John Barton’s trip to London is an important turning point for his character, because it is this trip that strips away his remaining faith in humanity. Barton, like Gaskell, believed that the upper class and Parliament did not do anything to alleviate the rampant poverty because they were ignorant to it. However, Barton's beliefs are shattered when it becomes clear that Parliament has no intention of hearing from England's poorest citizens and has instead simply let them suffer. While Barton may have failed in his efforts to enlighten Parliament, Gaskell did her best to give a voice to the poor by writing this novel. She desired to show the members of the upper class how terrible life was for those who did not earn a living wage. By telling the stories of the poor and downtrodden in Mary Barton, Gaskell uses her writing as a window into real life in these industrial downs.
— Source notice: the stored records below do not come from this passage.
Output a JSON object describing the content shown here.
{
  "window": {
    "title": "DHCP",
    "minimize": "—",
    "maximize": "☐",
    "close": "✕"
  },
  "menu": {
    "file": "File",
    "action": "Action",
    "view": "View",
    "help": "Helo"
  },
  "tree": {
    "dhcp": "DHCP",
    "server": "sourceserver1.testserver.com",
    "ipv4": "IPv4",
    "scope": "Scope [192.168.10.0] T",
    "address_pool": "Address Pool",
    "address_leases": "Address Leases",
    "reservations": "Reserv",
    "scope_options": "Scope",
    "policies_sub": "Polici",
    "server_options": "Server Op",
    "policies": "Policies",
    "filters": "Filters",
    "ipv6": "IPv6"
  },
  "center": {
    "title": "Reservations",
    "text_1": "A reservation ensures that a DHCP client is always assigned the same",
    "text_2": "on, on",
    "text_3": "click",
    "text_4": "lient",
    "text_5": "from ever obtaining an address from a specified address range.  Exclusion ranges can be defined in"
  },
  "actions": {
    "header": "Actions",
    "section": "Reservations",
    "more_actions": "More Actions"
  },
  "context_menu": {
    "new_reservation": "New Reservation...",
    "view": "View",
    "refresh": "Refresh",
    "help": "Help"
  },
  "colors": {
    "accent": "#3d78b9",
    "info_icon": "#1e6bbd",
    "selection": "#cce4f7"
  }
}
She shows the human side of poverty.

Meanwhile, addiction to illicit substances, like opium and alcohol, had started to become a prevalent problem in Victorian England, especially among the lower classes. There were few outlets for rehabilitation, and those who became trapped in the cycle of addiction had little means of escape. In this section, John Barton starts taking opium to reduce his hunger pangs, because the drug is cheaper than food. Similarly, Esther uses alcohol to numb her senses and thus tolerate her life as a prostitute.

John Barton’s meeting with Esther is an important turning point in Mary Barton. In this scene, Barton shows that he still blames Esther for Mary Sr's death, as well as revealing his growing tendency towards cruelty and violence. By this point in the novel, John Barton is firmly on a troubled path, and has certainly fallen from the grace and heroism he displayed in earlier chapters. He cannot fall back on the Christian principles of his youth and forgive his sister-in-law. However, Barton will pay dearly for his inability to pardon Esther, because she is only trying to help him protect Mary - but he cannot control his anger long enough to listen to her.